Does tailored exercise work better than generic, one-size-fits-all programming? This pragmatic trial attempted to answer that question for people with knee osteoarthritis.
There is a large caveat that needs to be acknowledged. Exercise has many goals. Previous research has shown that tailored approaches considering the participant's training history yield superior improvements in fitness markers (strength, hypertrophy, aerobic fitness) than standard approaches. To address kinesiophobia, graded exposure involving the specific movements the participant is fearful of is required.
This study specifically looked at pain and function as outcome measures. Pain and function (measured by patient- reported outcome measures, such as FOTO or ODI) can be influenced by many things, including time/natural history. This study used a stratified approach, allocating patients into well-accepted OA phenotypes: a ‘low muscle strength subgroup’ (LMS) (‘age-induced phenotype), a ‘high muscle strength subgroup’ (HMS) (‘post-traumatic phenotype), and an ‘obesity subgroup’ (OS) (‘metabolic phenotype).

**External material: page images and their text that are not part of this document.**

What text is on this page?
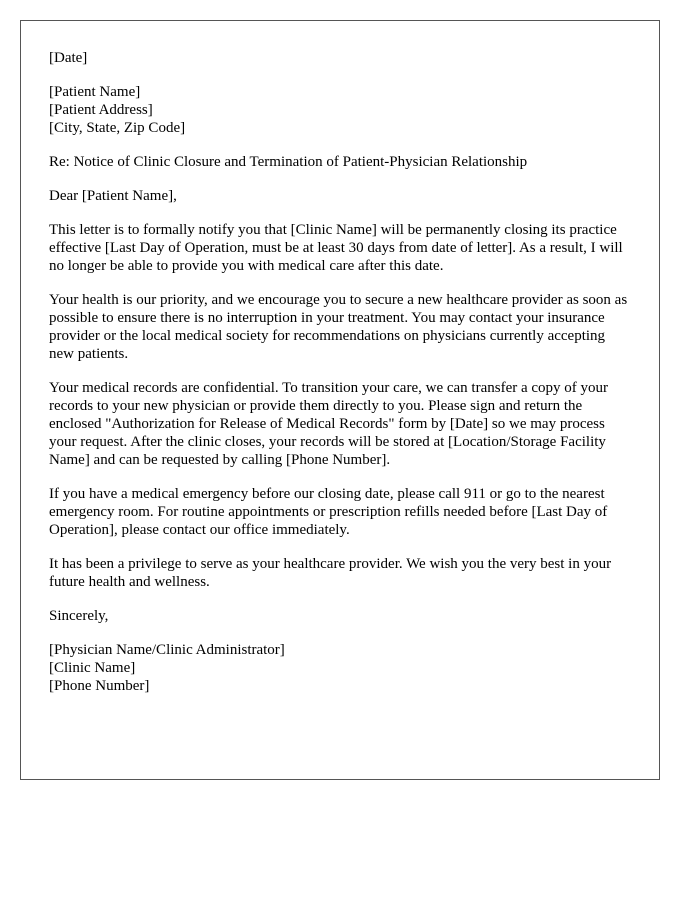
[Date]
[Patient Name]
[Patient Address]
[City, State, Zip Code]
Re: Notice of Clinic Closure and Termination of Patient-Physician Relationship
Dear [Patient Name],

This letter is to formally notify you that [Clinic Name] will be permanently closing its practice effective [Last Day of Operation, must be at least 30 days from date of letter]. As a result, I will no longer be able to provide you with medical care after this date.

Your health is our priority, and we encourage you to secure a new healthcare provider as soon as possible to ensure there is no interruption in your treatment. You may contact your insurance provider or the local medical society for recommendations on physicians currently accepting new patients.

Your medical records are confidential. To transition your care, we can transfer a copy of your records to your new physician or provide them directly to you. Please sign and return the enclosed "Authorization for Release of Medical Records" form by [Date] so we may process your request. After the clinic closes, your records will be stored at [Location/Storage Facility Name] and can be requested by calling [Phone Number].

If you have a medical emergency before our closing date, please call 911 or go to the nearest emergency room. For routine appointments or prescription refills needed before [Last Day of Operation], please contact our office immediately.

It has been a privilege to serve as your healthcare provider. We wish you the very best in your future health and wellness.

Sincerely,
[Physician Name/Clinic Administrator]
[Clinic Name]
[Phone Number]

Specific exercises were designed for each group. Bear in mind, this does not mean the exercise was tailored to the individual, but rather, a smaller group than knee OA.
The control group received 'standard' PT.' At 3 and 12-month follow-ups, there were no significant differences in pain or function. The average number of sessions was 8.4 for the experimental groups and 9.6 for the control groups. At that volume, we shouldn't expect much difference in physical performance outside of the influence of pain.
If the goal is pain reduction and general function improvements, any type of physical activity will work well. If the goals are patient-specific (fear or specific activities), fitness-based (strength and aerobic capacity), or body-composition-based, then a tailored approach at a higher dose of care is likely warranted.